Description of the disease
Classical swine fever (CSF) is a highly contagious viral disease of swine (pigs and wild boar) which can spread via trade in live pigs, fresh pig meat and certain meat-based products.
Transmission takes place through direct contact between animals (secretions, excretions, semen, blood) or indirect contact through vehicles, clothes, instruments, needles, insufficiently cooked waste food fed to pigs; it can also be spread by pig traders and farm visitors. Transplacental infection leading to persistently infected offspring can also take place.
Sources for the virus are blood and all tissues, secretions and excretions of sick and dead animals. Congenitally infected piglets may be persistently viraemic and may shed the virus for months. Spread from infected wild boar to domestic pigs and vice versa has taken place on several occasions in the past in some areas of Europe.
Prevention can be achieved through effective communication between veterinary authorities, veterinary practitioners and pig farmers, effective disease reporting and animal identification system, a strict import control of live pigs, fresh and cured meat, prohibition of feeding pigs with waste food and virological and serological surveillance.
For epidemiological information gathered through the EU Animal Disease Information System (ADIS), please see the "Notification System" page.
See more information on CSF on the OIE website and on the EFSA Scientific Opinion of the Panel on the AHAW "Control and eradication of Classic Swine Fever in wild boar" page (at the request of the Commission).
Special control measures
Legislation:Commission Implementing Regulation (EU) 2021/934 of 9 June 2021 laying down special control measures for classical swine fever was adopted by the Commission based on the new legal framework of Regulation (EU) 2016/429 ("Animal Health Law"). More information on this new legal framework can be found here.
Special control measures for Classical swine fever apply in the Union in addition to rules for the prevention and control of certain listed diseases laid down in Commission Delegated Regulation (EU) 2020/687.

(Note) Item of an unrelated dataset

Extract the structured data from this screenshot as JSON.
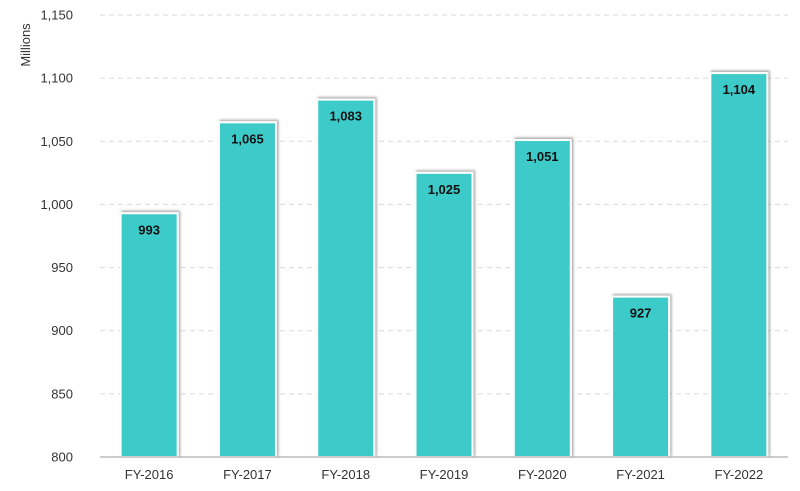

The Community Reference Laboratory for CSF is Institute of Virology, University of Veterinary medicine, Hannover, Germany.
CSF Guidelines on surveillance/monitoring
In addition document SANCO/7032/2010 (Rev 4) contains Guidelines on surveillance/monitoring, control and eradication of classical swine fever in wild boar. It provides guidance to the Member States as regards different options for controlling the disease, including vaccination of wild boar and hunting measures.